Sabtu, 24 Desember 2011

Sajak-sajak Kedung Darma Romansha


Sajak-sajak Kedung Darma Romansha Print
User Rating: / 0
PoorBest 
Sabtu, 06 August 2011 23:23
Hantu Burung-Burung
Aku datang ketika malam membunuhmu
Aku bawa kabar gerhana
Bagi penyair yang rindu bulan.

Di malam yang tuli
Aku patuki mata serdadu yang tidur
Penyair yang berjaga
Di pusat-pusat kota
Di lubang-lubang sunyi yang sempit
Di hatimu yang terjepit.

Yogyakarta, 2010



Ladang
Menu hari esok membusuk di dadaku
Keluar lewat air mata ibu
Dan keringat ayah
Tumbuhlah, tumbuhlah biji-bijian
Di ladang yang dulu ia tanam
Di tubuhku.

Sanggar Suto, 2009


Di Jalan Pelepasan
- Neng

Tak ada yang dibicarakan
Selain ketakutan dan kecemasan.
Jalanan yang sibuk
Trotoar yang hibuk
Menyimpan kisah kita diam-diam.

Bau parfummu masih lekat di kamarku
Mengepung sepi yang ribut di kepalaku.
Pelan-pelan tubuhmu mengambang
Diangkut kenangan
Di awal musim dingin
Yang menjatuhkan daun-daunnya di tanah kesepianku.
Sementara ladang kita becek oleh masa silam
Yang bikin kita jadi cengeng dan malas pulang.

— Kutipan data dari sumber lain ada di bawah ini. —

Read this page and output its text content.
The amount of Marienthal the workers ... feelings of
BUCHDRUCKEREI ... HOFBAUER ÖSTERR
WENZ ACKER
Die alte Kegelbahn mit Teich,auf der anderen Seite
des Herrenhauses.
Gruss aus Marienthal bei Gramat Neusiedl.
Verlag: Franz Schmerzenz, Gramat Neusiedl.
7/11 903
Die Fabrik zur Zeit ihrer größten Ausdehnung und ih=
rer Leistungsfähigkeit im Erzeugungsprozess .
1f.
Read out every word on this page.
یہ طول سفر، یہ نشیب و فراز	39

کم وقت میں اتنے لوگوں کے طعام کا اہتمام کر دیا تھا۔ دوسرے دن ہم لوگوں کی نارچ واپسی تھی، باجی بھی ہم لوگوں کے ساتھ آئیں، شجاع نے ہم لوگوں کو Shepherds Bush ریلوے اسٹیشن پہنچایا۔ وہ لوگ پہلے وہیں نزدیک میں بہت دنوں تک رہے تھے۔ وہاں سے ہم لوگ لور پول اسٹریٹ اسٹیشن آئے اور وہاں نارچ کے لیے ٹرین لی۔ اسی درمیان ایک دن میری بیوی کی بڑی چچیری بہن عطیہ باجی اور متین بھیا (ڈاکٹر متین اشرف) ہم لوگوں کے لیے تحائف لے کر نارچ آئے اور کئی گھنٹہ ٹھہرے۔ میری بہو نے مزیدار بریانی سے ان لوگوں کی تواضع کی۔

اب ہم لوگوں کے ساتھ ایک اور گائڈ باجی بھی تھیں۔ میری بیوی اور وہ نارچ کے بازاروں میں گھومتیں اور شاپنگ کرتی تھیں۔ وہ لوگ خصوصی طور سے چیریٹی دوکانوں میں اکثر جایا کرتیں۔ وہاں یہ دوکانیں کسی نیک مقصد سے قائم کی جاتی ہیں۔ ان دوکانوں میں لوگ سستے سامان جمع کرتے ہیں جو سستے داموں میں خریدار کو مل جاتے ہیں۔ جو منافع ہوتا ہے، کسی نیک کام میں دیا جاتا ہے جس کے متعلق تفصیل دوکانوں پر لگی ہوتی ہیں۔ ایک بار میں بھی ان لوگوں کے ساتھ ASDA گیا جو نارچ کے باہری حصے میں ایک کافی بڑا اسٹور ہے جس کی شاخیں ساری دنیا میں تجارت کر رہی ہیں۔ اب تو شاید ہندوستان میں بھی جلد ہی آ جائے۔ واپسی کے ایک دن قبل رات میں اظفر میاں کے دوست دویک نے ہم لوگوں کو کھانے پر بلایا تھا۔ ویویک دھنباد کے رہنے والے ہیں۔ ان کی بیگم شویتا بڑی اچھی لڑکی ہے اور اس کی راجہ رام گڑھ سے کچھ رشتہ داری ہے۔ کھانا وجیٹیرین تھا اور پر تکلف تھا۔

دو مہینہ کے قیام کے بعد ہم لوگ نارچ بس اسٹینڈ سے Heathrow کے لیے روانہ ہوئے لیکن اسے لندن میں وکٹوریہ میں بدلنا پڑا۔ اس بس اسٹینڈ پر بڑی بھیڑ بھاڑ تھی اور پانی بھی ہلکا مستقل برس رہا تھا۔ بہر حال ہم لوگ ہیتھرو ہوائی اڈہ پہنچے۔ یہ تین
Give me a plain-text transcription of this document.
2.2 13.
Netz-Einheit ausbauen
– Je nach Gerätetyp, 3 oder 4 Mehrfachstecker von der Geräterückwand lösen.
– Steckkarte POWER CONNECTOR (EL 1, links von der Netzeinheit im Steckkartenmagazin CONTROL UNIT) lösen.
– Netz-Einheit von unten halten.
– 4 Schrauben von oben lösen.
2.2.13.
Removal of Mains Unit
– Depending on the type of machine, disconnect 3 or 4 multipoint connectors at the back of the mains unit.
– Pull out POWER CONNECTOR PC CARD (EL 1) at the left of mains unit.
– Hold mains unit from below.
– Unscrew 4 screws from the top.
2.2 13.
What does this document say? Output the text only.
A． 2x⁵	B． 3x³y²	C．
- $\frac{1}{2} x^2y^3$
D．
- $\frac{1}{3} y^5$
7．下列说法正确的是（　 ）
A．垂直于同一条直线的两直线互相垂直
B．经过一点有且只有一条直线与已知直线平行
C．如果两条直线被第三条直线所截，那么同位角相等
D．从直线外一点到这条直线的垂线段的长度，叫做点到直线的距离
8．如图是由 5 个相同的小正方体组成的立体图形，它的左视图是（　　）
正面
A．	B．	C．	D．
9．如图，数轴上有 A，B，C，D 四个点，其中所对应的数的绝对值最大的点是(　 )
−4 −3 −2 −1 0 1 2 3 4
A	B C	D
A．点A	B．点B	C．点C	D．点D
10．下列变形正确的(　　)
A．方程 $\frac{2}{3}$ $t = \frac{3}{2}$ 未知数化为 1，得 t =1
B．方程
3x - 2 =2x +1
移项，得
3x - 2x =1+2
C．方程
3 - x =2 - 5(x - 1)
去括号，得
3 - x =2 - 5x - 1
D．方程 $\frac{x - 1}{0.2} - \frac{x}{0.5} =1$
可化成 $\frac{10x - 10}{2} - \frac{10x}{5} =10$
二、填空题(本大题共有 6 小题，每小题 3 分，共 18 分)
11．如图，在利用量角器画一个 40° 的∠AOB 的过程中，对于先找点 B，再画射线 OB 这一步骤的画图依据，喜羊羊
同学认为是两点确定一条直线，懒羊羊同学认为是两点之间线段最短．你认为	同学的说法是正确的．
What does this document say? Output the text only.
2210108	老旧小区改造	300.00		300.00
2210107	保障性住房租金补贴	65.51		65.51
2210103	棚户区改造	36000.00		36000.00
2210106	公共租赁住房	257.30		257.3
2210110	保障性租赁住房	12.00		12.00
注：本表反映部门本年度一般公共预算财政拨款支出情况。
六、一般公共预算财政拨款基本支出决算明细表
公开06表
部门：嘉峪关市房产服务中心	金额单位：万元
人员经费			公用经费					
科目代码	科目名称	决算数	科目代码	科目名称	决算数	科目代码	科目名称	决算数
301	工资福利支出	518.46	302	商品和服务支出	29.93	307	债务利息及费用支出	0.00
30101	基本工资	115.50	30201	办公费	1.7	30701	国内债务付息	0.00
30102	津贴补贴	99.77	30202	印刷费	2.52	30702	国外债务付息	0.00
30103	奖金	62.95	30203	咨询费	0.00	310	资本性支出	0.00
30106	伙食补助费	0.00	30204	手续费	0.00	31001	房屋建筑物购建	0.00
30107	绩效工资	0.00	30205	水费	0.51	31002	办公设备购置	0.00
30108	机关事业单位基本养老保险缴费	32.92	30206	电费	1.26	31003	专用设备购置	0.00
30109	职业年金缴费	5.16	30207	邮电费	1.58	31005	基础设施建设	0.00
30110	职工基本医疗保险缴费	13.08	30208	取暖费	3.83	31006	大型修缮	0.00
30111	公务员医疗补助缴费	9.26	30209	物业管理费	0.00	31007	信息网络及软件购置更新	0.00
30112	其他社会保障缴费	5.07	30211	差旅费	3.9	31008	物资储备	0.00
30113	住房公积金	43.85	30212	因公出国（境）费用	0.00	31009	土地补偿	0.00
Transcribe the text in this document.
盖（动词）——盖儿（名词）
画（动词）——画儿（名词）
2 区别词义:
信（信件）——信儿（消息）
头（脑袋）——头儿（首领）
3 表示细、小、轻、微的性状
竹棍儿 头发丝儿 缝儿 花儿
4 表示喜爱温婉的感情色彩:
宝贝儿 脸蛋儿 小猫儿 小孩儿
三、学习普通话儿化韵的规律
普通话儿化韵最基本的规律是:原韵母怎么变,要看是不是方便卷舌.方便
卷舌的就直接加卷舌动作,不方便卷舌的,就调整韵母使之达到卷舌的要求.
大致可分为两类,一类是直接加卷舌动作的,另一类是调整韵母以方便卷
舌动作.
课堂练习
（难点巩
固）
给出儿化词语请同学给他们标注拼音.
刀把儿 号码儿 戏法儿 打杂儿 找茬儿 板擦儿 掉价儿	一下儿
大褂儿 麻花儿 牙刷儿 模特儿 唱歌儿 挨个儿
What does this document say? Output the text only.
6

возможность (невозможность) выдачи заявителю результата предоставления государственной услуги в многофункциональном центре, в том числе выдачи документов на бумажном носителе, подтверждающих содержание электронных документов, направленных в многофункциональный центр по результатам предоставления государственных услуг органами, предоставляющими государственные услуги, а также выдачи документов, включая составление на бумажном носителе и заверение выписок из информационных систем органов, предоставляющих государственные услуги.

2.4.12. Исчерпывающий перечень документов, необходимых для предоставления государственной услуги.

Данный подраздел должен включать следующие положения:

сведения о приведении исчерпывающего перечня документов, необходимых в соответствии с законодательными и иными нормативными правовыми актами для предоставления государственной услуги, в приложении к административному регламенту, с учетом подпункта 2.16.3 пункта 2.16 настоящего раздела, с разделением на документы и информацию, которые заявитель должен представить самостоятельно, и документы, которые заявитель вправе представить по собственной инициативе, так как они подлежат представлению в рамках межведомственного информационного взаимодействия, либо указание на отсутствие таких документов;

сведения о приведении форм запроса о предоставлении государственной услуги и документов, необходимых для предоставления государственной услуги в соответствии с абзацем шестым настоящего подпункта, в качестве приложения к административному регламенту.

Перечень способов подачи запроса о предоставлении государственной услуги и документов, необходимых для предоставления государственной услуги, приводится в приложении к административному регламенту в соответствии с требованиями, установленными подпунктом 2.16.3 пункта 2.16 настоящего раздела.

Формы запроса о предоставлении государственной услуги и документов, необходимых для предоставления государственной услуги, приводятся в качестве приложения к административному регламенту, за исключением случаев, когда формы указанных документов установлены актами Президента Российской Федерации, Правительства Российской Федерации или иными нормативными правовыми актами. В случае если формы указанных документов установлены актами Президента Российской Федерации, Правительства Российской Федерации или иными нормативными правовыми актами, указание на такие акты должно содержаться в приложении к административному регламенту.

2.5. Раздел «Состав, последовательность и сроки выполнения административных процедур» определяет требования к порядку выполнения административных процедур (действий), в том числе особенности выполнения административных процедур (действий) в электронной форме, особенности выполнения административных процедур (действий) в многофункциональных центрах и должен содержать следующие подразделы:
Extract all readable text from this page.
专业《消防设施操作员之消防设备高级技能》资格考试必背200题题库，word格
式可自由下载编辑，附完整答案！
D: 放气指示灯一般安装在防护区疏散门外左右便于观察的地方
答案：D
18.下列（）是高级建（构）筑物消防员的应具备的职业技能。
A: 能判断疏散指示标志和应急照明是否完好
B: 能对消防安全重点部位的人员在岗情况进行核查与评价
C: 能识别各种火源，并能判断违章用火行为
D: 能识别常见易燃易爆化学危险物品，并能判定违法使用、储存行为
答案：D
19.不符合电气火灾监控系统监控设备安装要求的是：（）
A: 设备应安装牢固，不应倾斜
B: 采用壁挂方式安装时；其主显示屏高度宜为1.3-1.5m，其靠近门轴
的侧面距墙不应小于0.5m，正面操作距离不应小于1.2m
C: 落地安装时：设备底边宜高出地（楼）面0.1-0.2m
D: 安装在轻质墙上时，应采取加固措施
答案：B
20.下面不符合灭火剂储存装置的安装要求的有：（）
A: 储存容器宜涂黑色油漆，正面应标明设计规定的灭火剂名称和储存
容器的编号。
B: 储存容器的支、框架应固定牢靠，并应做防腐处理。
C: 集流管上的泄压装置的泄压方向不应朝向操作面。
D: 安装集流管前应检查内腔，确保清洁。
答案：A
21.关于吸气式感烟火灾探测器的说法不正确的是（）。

Mari, istirahatlah sejenak di sini!
Di kalbu kita yang sama olengnya.

Jogja, 2008

Lelaki yang Duduk di Atap Reruntuhan
- Mei, Jogja

Setelah mengevakuasi rumah-rumah tanah
Dan doa yang terjebak tumpukan kayu-bata
Mereka kembali memanggul matahari.

Tidur dipeluk angin
Dan kutukan dari laut selatan
Yang setiap pagi menggedor-gedor tidurnya.

Ia hitung jumlah bulan
Dalam tumpukan utang.
Dan suatu saat nanti
Jika hari di mana ia harus mengevakuasi
Hati dan pikirannya sendiri.

Sanggar Suto, 2006


Lelucon Hujan
Hari ini hujannya nakal
Anak-anak lari ketakutan.
Mereka sembunyi dalam rumah,
Kolong jembatan, dan gubuk-gubuk sampah.
Kata emak,
Kalau hujan lebat dan banyak geledek
Jangan berdiam di tanah lapang
Mesti berlindung
Setidaknya di bawah pohon
Sebab bila di tanah lapang
Ada setan gundul menguntit dari belakang
Lantas petir itu akan menyambarnya.
"Menyambar siapa, Mak?"
"Setan gundul."
"Kenapa saya jadi ikutan kena?"
"Karena setan gundul iseng."
"Hanya iseng, Mak?"
Emak mengangguk dan mengusap kepalaku.

Aku senang main hujan-hujanan
Tapi kadang aku merasa ketakutan
Anginnya mabuk, menyaruki apa saja
Aku takut dilabraknya
Aku takut setan gundul menguntitku.
Nanti bila geledek menyambar
Sudah tentu aku kena imbasnya.

Mendung kelihatan angkuh dan sombong
Tak mau lagi berteman dengan petani
Ia bersekongkol dengan hujan
Merusak ladang-ladang petani.
Akibatnya petani jadi sedih.
Angin juga ikutan sombong
Ia tak mau lagi bermain denganku
Bila aku bersiul, ia sudah tak mau lagi mendengarnya.
Dulu lewat siulku aku bisa memanggil angin
Lalu menyuruhnya pergi.
Sekarang aku jadi tak mengerti
Semuanya terlihat mabuk
Kalian semua sombong
Kalian sudah tak mau lagi berteman denganku
Kalian jahat.

Tuhan, kenapa semua jahat padaku?

Sanggar Suto, 2008



----------
Kedung Darma Romansha, kelahiran Indramayu, 1984. Alumnus Jurusan Sastra Indonesia, Fakultas Bahasa dan Seni, UNY. Bergiat di Sanggar Suto, Rumah Poetika, dan Saturday Acting Club (SAC). Kini menetap di Krapyak Kulon, Yogyakarta. Karya-karyanya termuat di beberapa media massa dan antologi bersama. Segera terbit novel pertamanya Slindet dalam bentuk digital.